There are other methods that will allow you to resize for web in Photoshop, another one to consider is the Save for Web & Devices option found under the Image menu.
This option will allow you to resize and choose your JPEG, PNG, or GIF file options while comparing several different options at once. Above you can see the 4-Up option (no, there is no 7-Up option). This box will also let you deal with slices for making those larger web graphics load even faster. I have to admit that I don’t use this dialog very often but sometimes it is nice to see some comparisons, especially when you want to see how different JPEG compressions will effect your image.

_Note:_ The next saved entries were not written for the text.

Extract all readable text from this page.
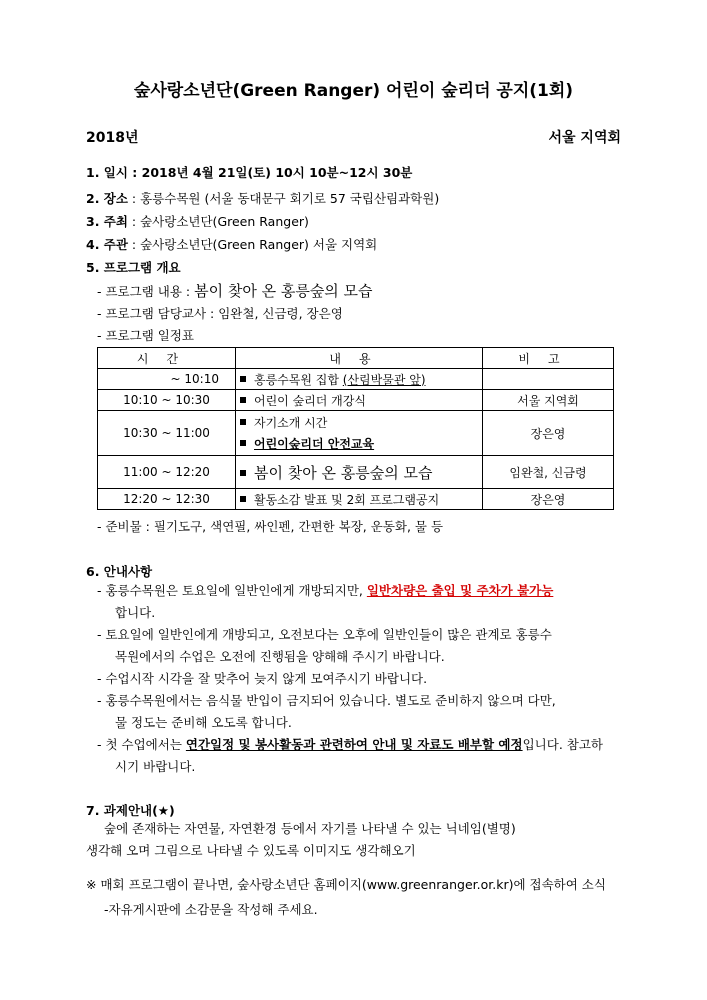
숲사랑소년단(Green Ranger) 어린이 숲리더 공지(1회)
2018년	서울 지역회
1. 일시 : 2018년 4월 21일(토) 10시 10분~12시 30분
2. 장소 : 홍릉수목원 (서울 동대문구 회기로 57 국립산림과학원)
3. 주최 : 숲사랑소년단(Green Ranger)
4. 주관 : 숲사랑소년단(Green Ranger) 서울 지역회
5. 프로그램 개요
- 프로그램 내용 : 봄이 찾아 온 홍릉숲의 모습
- 프로그램 담당교사 : 임완철, 신금령, 장은영
- 프로그램 일정표
시간	내용	비고
~ 10:10	홍릉수목원 집합 (산림박물관 앞)	
10:10 ~ 10:30	어린이 숲리더 개강식	서울 지역회
10:30 ~ 11:00	자기소개 시간
어린이숲리더 안전교육	장은영
11:00 ~ 12:20	봄이 찾아 온 홍릉숲의 모습	임완철, 신금령
12:20 ~ 12:30	활동소감 발표 및 2회 프로그램공지	장은영
- 준비물 : 필기도구, 색연필, 싸인펜, 간편한 복장, 운동화, 물 등
6. 안내사항
- 홍릉수목원은 토요일에 일반인에게 개방되지만, 일반차량은 출입 및 주차가 불가능
합니다.
- 토요일에 일반인에게 개방되고, 오전보다는 오후에 일반인들이 많은 관계로 홍릉수
목원에서의 수업은 오전에 진행됨을 양해해 주시기 바랍니다.
- 수업시작 시각을 잘 맞추어 늦지 않게 모여주시기 바랍니다.
- 홍릉수목원에서는 음식물 반입이 금지되어 있습니다. 별도로 준비하지 않으며 다만,
물 정도는 준비해 오도록 합니다.
- 첫 수업에서는 연간일정 및 봉사활동과 관련하여 안내 및 자료도 배부할 예정입니다. 참고하
시기 바랍니다.
7. 과제안내(★)
숲에 존재하는 자연물, 자연환경 등에서 자기를 나타낼 수 있는 닉네임(별명)
생각해 오며 그림으로 나타낼 수 있도록 이미지도 생각해오기
※ 매회 프로그램이 끝나면, 숲사랑소년단 홈페이지(www.greenranger.or.kr)에 접속하여 소식
-자유게시판에 소감문을 작성해 주세요.
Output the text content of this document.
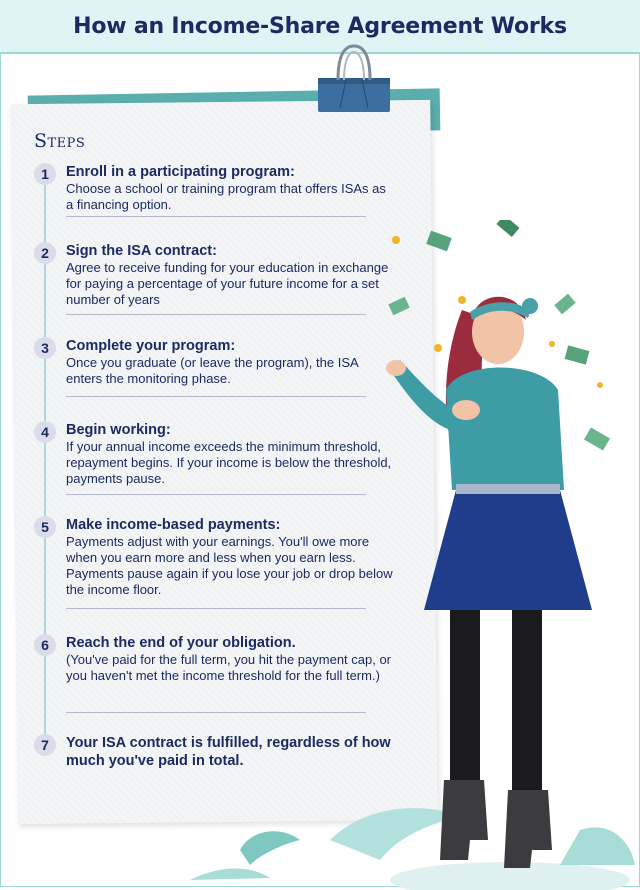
How an Income-Share Agreement Works
Steps
1	Enroll in a participating program:
Choose a school or training program that offers ISAs as a financing option.
2	Sign the ISA contract:
Agree to receive funding for your education in exchange for paying a percentage of your future income for a set number of years
3	Complete your program:
Once you graduate (or leave the program), the ISA enters the monitoring phase.
4	Begin working:
If your annual income exceeds the minimum threshold, repayment begins. If your income is below the threshold, payments pause.
5	Make income-based payments:
Payments adjust with your earnings. You'll owe more when you earn more and less when you earn less. Payments pause again if you lose your job or drop below the income floor.
6	Reach the end of your obligation.
(You've paid for the full term, you hit the payment cap, or you haven't met the income threshold for the full term.)
7	Your ISA contract is fulfilled, regardless of how much you've paid in total.
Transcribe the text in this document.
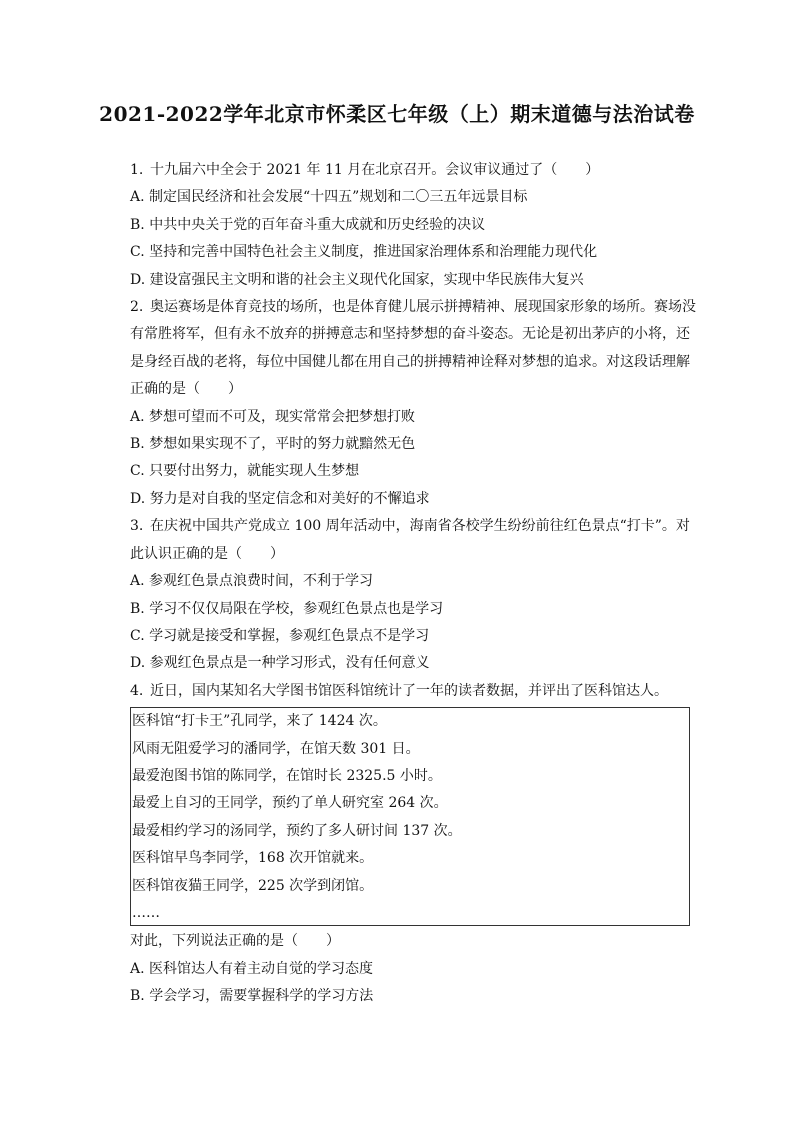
2021-2022学年北京市怀柔区七年级（上）期末道德与法治试卷
1. 十九届六中全会于 2021 年 11 月在北京召开。会议审议通过了（　　）
A. 制定国民经济和社会发展“十四五”规划和二〇三五年远景目标
B. 中共中央关于党的百年奋斗重大成就和历史经验的决议
C. 坚持和完善中国特色社会主义制度，推进国家治理体系和治理能力现代化
D. 建设富强民主文明和谐的社会主义现代化国家，实现中华民族伟大复兴
2. 奥运赛场是体育竞技的场所，也是体育健儿展示拼搏精神、展现国家形象的场所。赛场没
有常胜将军，但有永不放弃的拼搏意志和坚持梦想的奋斗姿态。无论是初出茅庐的小将，还
是身经百战的老将，每位中国健儿都在用自己的拼搏精神诠释对梦想的追求。对这段话理解
正确的是（　　）
A. 梦想可望而不可及，现实常常会把梦想打败
B. 梦想如果实现不了，平时的努力就黯然无色
C. 只要付出努力，就能实现人生梦想
D. 努力是对自我的坚定信念和对美好的不懈追求
3. 在庆祝中国共产党成立 100 周年活动中，海南省各校学生纷纷前往红色景点“打卡”。对
此认识正确的是（　　）
A. 参观红色景点浪费时间，不利于学习
B. 学习不仅仅局限在学校，参观红色景点也是学习
C. 学习就是接受和掌握，参观红色景点不是学习
D. 参观红色景点是一种学习形式，没有任何意义
4. 近日，国内某知名大学图书馆医科馆统计了一年的读者数据，并评出了医科馆达人。
医科馆“打卡王”孔同学，来了 1424 次。
风雨无阻爱学习的潘同学，在馆天数 301 日。
最爱泡图书馆的陈同学，在馆时长 2325.5 小时。
最爱上自习的王同学，预约了单人研究室 264 次。
最爱相约学习的汤同学，预约了多人研讨间 137 次。
医科馆早鸟李同学，168 次开馆就来。
医科馆夜猫王同学，225 次学到闭馆。
……
对此，下列说法正确的是（　　）
A. 医科馆达人有着主动自觉的学习态度
B. 学会学习，需要掌握科学的学习方法
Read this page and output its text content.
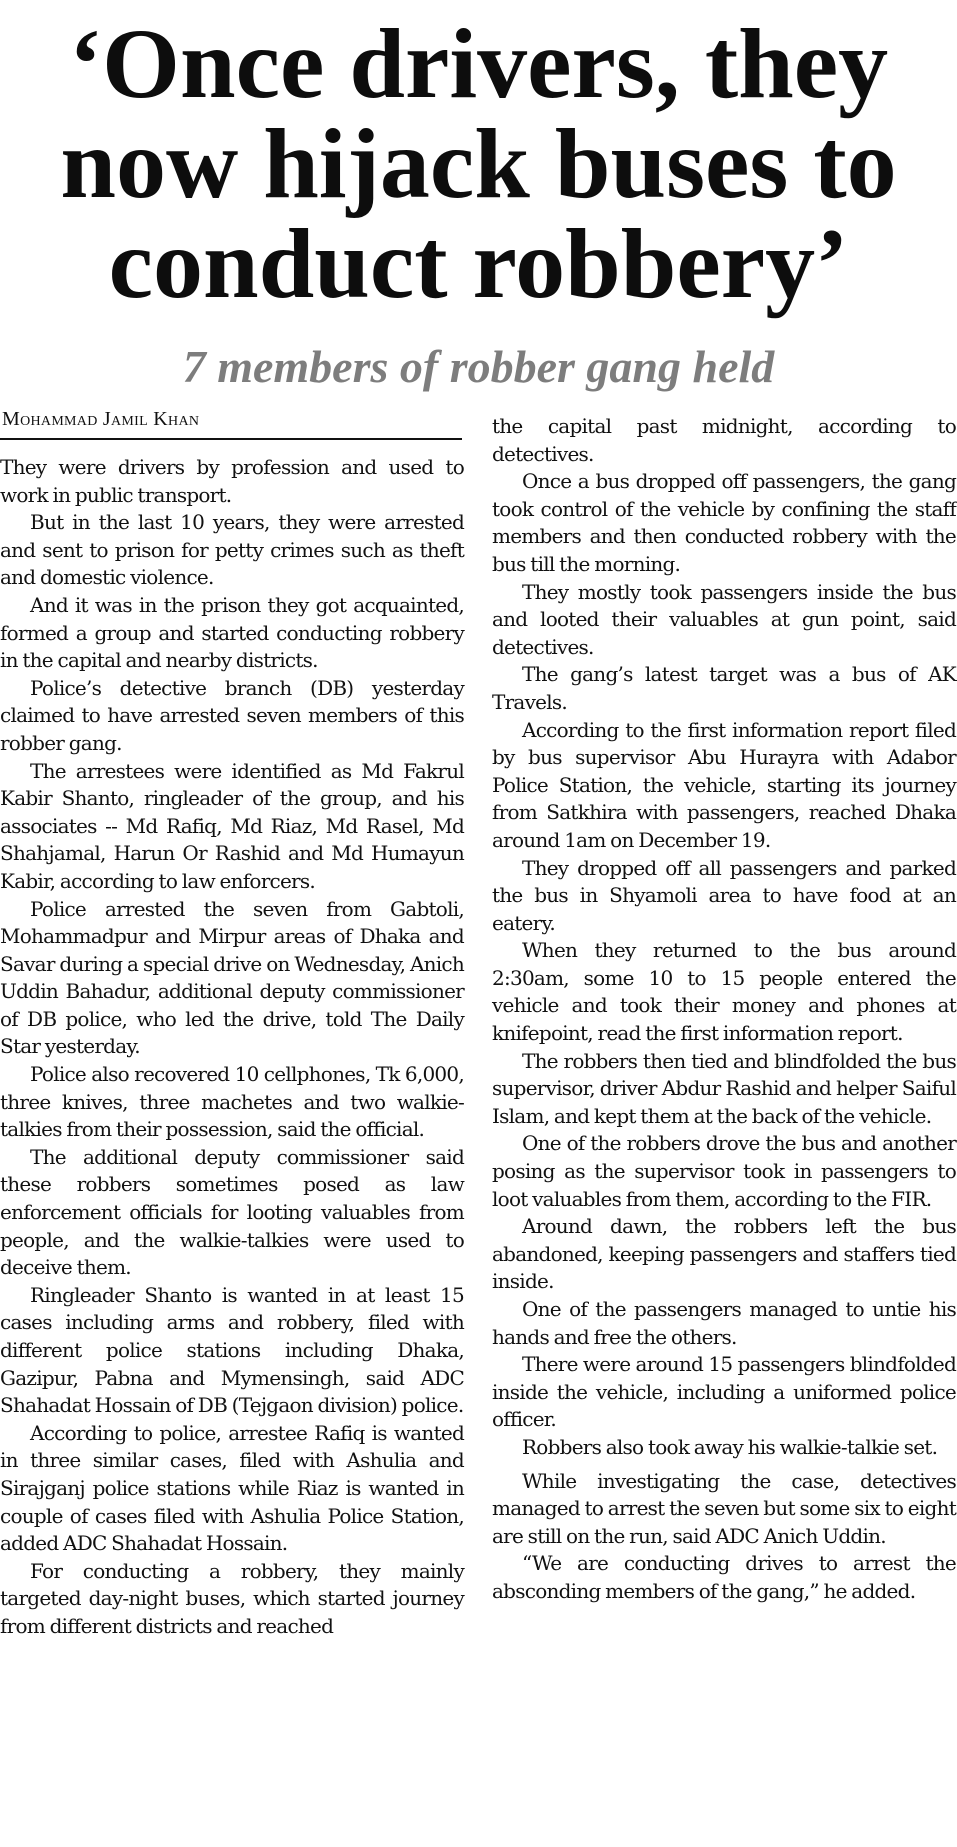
‘Once drivers, they now hijack buses to conduct robbery’
7 members of robber gang held
Mohammad Jamil Khan

They were drivers by profession and used to work in public transport.

But in the last 10 years, they were arrested and sent to prison for petty crimes such as theft and domestic violence.

And it was in the prison they got acquainted, formed a group and started conducting robbery in the capital and nearby districts.

Police’s detective branch (DB) yesterday claimed to have arrested seven members of this robber gang.

The arrestees were identified as Md Fakrul Kabir Shanto, ringleader of the group, and his associates -- Md Rafiq, Md Riaz, Md Rasel, Md Shahjamal, Harun Or Rashid and Md Humayun Kabir, according to law enforcers.

Police arrested the seven from Gabtoli, Mohammadpur and Mirpur areas of Dhaka and Savar during a special drive on Wednesday, Anich Uddin Bahadur, additional deputy commissioner of DB police, who led the drive, told The Daily Star yesterday.

Police also recovered 10 cellphones, Tk 6,000, three knives, three machetes and two walkie-talkies from their possession, said the official.

The additional deputy commissioner said these robbers sometimes posed as law enforcement officials for looting valuables from people, and the walkie-talkies were used to deceive them.

Ringleader Shanto is wanted in at least 15 cases including arms and robbery, filed with different police stations including Dhaka, Gazipur, Pabna and Mymensingh, said ADC Shahadat Hossain of DB (Tejgaon division) police.

According to police, arrestee Rafiq is wanted in three similar cases, filed with Ashulia and Sirajganj police stations while Riaz is wanted in couple of cases filed with Ashulia Police Station, added ADC Shahadat Hossain.

For conducting a robbery, they mainly targeted day-night buses, which started journey from different districts and reached

the capital past midnight, according to detectives.

Once a bus dropped off passengers, the gang took control of the vehicle by confining the staff members and then conducted robbery with the bus till the morning.

They mostly took passengers inside the bus and looted their valuables at gun point, said detectives.

The gang’s latest target was a bus of AK Travels.

According to the first information report filed by bus supervisor Abu Hurayra with Adabor Police Station, the vehicle, starting its journey from Satkhira with passengers, reached Dhaka around 1am on December 19.

They dropped off all passengers and parked the bus in Shyamoli area to have food at an eatery.

When they returned to the bus around 2:30am, some 10 to 15 people entered the vehicle and took their money and phones at knifepoint, read the first information report.

The robbers then tied and blindfolded the bus supervisor, driver Abdur Rashid and helper Saiful Islam, and kept them at the back of the vehicle.

One of the robbers drove the bus and another posing as the supervisor took in passengers to loot valuables from them, according to the FIR.

Around dawn, the robbers left the bus abandoned, keeping passengers and staffers tied inside.

One of the passengers managed to untie his hands and free the others.

There were around 15 passengers blindfolded inside the vehicle, including a uniformed police officer.

Robbers also took away his walkie-talkie set.

While investigating the case, detectives managed to arrest the seven but some six to eight are still on the run, said ADC Anich Uddin.

“We are conducting drives to arrest the absconding members of the gang,” he added.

Finally, this brings us to JPEG. If you are running any sort of photoblog, then you want your images to look good. That immediately rules out GIF for your images. Save that for your graphics files. The PNG format isn’t bad and will allow you transparent areas but you can’t set the compression level so there is diminished control over the final image size. That leaves us with JPEG. JPEG, which isn’t actually a file format, it’s a compression algorithm, has been around for years and still works as well today as it did 10 years ago, if you use it right. I’m not going to explain how it works (I really ought to wrie down all these ideas for future posts) but I can tell you what you should and shouldn’t be doing.
Here’s a BIG DON’T for you. Don’t just compress your images to a very small size without resizing them first. They will look like crap when they re-open in a browser. I am always surprised by the number of files that people email to me that are less the 300K in size but open to 20MB in Photoshop. Here are some definite DO’s:
Do use as little compression as possible for your image. There is usually no need to go less than Medium on the quality scale.
Do keep the Preview checked on. This will give you a real-time view of how destructive the compression is being to your image.
Do keep an eye on the file size of your image which appears below the Preview Checkbox (see image below). This will tell you how large (or small) your image will be with the current jpeg settings. I try and keep all of my web images under 300K if at all possible. The majority end up around 200K or slightly larger.
So to summarize:
- Don’t use more image then you need on your site. It will load faster and your readers will be happier.
- Know what your optimum sizes are and resize using your favorite image editor (control the destiny of your images).
- Choose the appropriate file size and compression for your images.